Mannheim. Man kennt das Phänomen: Jemand stellt ein ausrangiertes Möbelstück auf die Straße und bald schon gesellen sich weitere Dinge dazu. Wilde Sperrmüllhaufen aus kaputten Wäscheständern, alten Elektrogeräten, schiefen Stehlampen und fleckigen Matratzen sind ein Ärgernis in vielen Städten. Auch Sonja Maria Kaas verhehlt nicht den bisweilen in ihr aufkeimenden Ekel angesichts dieser sich ständig verändernden Ansammlungen. Und doch ist die Künstlerin und Gartenplanerin fasziniert von den skulpturalen Ensembles und hat ihnen das Projekt „reality bites“ gewidmet. Der Port25 – Raum für Gegenwartskunst in der Hafenstraße zeigt die immersive Installation mit Fotografien und Fundstücken nach der Eröffnung heute Abend, 19 Uhr, noch bis zum 20. Juli im Rahmen des Festivals OFF//FOTO.

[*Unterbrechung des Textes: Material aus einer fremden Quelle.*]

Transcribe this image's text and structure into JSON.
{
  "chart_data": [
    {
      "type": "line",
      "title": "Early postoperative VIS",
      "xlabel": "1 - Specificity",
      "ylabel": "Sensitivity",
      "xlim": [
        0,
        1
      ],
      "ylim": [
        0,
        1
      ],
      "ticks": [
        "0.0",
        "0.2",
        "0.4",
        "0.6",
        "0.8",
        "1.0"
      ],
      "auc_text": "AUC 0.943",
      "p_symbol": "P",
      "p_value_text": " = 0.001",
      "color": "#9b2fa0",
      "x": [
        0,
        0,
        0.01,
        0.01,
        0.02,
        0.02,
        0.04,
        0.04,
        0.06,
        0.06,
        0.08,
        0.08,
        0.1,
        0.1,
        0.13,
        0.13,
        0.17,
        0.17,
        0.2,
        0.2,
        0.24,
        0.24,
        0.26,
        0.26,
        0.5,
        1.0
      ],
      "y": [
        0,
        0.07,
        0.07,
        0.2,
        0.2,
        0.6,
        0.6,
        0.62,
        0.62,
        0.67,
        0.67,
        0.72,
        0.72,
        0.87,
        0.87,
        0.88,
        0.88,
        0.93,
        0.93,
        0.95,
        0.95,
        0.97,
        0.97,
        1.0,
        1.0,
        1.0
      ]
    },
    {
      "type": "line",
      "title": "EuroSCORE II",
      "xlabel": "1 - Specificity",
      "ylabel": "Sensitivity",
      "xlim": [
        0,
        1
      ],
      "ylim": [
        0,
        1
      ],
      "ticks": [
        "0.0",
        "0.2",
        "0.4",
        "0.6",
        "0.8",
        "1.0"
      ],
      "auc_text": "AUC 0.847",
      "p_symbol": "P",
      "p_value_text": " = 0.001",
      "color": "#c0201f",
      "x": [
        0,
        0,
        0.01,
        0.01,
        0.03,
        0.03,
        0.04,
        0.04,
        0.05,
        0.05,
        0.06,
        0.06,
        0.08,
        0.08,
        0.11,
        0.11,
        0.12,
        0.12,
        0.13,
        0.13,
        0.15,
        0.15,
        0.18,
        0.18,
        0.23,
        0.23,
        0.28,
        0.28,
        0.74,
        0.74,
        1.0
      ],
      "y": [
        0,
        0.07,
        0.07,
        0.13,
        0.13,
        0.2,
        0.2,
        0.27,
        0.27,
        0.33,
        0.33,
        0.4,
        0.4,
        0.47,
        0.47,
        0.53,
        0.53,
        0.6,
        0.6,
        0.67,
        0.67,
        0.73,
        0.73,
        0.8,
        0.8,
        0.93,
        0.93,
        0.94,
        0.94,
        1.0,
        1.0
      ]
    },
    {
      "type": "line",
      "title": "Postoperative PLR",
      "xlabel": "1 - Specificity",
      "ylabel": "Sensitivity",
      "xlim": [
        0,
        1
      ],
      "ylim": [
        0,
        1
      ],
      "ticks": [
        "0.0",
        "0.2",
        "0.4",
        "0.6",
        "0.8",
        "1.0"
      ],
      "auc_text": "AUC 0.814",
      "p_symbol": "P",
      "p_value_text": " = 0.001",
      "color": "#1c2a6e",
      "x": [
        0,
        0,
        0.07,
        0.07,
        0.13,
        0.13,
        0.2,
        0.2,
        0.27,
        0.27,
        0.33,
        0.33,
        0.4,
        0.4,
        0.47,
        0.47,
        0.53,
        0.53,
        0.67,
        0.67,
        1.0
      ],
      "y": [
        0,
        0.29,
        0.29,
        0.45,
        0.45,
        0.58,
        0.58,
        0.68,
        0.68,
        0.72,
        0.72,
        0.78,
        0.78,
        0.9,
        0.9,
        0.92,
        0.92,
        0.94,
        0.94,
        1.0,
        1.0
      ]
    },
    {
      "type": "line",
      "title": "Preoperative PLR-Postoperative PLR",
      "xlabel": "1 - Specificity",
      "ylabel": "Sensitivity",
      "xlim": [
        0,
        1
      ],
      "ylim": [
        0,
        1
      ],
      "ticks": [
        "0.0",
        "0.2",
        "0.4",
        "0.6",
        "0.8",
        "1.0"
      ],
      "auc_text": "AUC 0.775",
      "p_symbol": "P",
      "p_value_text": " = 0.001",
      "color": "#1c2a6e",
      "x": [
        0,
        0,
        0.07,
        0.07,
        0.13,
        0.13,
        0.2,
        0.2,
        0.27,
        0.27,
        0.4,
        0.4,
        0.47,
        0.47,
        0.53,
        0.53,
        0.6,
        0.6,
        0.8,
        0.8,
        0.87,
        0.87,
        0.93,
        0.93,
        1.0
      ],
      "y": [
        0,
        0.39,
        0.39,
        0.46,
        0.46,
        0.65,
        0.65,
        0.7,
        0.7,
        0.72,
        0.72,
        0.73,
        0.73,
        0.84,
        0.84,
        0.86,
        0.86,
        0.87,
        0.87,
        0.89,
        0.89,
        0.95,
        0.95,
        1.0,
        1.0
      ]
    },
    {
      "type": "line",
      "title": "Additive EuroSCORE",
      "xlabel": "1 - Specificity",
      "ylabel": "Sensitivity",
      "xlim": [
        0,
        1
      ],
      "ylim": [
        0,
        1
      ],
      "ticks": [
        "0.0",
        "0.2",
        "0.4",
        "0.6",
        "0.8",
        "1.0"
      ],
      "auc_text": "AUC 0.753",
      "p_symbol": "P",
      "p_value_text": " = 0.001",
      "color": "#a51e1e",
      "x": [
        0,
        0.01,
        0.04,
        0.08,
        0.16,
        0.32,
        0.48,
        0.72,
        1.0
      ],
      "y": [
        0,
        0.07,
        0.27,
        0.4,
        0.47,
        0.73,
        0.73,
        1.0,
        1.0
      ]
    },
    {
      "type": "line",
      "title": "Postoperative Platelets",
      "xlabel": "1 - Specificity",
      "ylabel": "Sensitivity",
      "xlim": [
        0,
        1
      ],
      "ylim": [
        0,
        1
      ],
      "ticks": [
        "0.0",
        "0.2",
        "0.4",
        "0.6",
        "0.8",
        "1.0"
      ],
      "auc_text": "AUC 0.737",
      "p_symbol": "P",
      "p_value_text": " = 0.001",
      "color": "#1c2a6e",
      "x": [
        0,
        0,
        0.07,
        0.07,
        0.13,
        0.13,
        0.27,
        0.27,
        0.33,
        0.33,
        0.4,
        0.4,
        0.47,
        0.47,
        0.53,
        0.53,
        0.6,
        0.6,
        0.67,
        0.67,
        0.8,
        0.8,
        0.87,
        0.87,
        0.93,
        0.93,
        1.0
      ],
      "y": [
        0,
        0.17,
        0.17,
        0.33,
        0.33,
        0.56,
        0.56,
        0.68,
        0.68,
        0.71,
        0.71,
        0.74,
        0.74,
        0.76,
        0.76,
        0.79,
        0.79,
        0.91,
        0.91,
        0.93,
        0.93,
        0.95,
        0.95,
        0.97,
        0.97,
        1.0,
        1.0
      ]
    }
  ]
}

Die verborgene Ästhetik des Sperrmülls entdecken
Drei Wochen lang ist Kaas im vergangenen Herbst durch den Jungbusch gestreift, wo sie seit 2017 wohnt, und hat insgesamt neun verschiedene Sperrmüllablagerungen immer wieder aus unterschiedlichen Perspektiven fotografiert. Indem sie die Haufen als Ganzes oder einzelne Teile daraus freigestellt und vor monochrome Hintergründe in Signalfarben geschoben hat, entzieht sie ihnen jede örtliche Zuschreibung - und jede Anklage. Nur wer ganz genau hinsieht, entdeckt in zufällig vorhandenen alten Spiegeln Häuserfassaden oder Bäume, die einer bestimmten Straße zugeordnet werden könnten. Stattdessen lenkt die Fotografin den Blick auf die besondere Ästhetik der Anordnungen ohne jede Ordnung oder Logik und auf die Objekte selbst. „Mich interessiert die Persönlichkeit, die Identität der Gegenstände“, sagt Sonja Maria Kaas und lädt ein, Fragen zu stellen: nach ihrer Herkunft, ihren Besitzern und nach den Gründen, weshalb sie auf der Straße gelandet sind.
Das kleine rote Ferrari-Cabrio zum Beispiel: ein Kinderauto in Bobbycar-Größe. Wer damit wohl durch die Gegend geflitzt ist? Ob das Kind mittlerweile zu groß dafür ist? Und wer es nun besitzt? „Es stand nur einen Tag und war dann weg“, erzählt Kaas. Das sei eine ihrer wesentlichen Erkenntnisse gewesen: „Die Dinge wandern, vor allem die mit Rollen.“ Wer hat wohl zwei Sofas so angeordnet, dass die darauf Sitzenden sich nicht unterhalten können? Und welcher Scherzkeks hat neben eine kaputte Kaffeemaschine ein halbes Glas Instant-Kaffee gestellt? Aus Details wie diesen könne man sich ganze Geschichten ausdenken und erzählen, findet sie.
Ein Wohnzimmer aus geretteten Fundstücken erschaffen
Einige Fundstücke hat sie gerettet und zu einer Installation gruppiert: ein kleines Sideboard, eine Lampe und eine hübsche, unbeschädigte Vase erzeugen in der Mitte des Ausstellungsraums eine heimelige Wohnzimmeratmosphäre. Besucher der Ausstellung sind ausdrücklich aufgefordert, das Sitzmöbel zu benutzen: Der bequeme Kugelsessel aus den 70er Jahren ist prima erhalten und lässt sich um 360 Grad drehen - ideal, um einen ersten Eindruck der Bilder zu erhalten.
Um die Details zu erfassen, lohnt jedoch der Blick aus kurzer Distanz: auf die Veränderungsprozesse , die die Sperrmüllhaufen durchmachen, auf die unterschiedlichen Blickwinkel, die die Fotografin uns gewährt, und auf die einzelnen Dinge, die sie hervorhebt, um uns ihre Seele zu zeigen.
Am 15. Mai findet im Port25 ein Künstlerinnengespräch statt.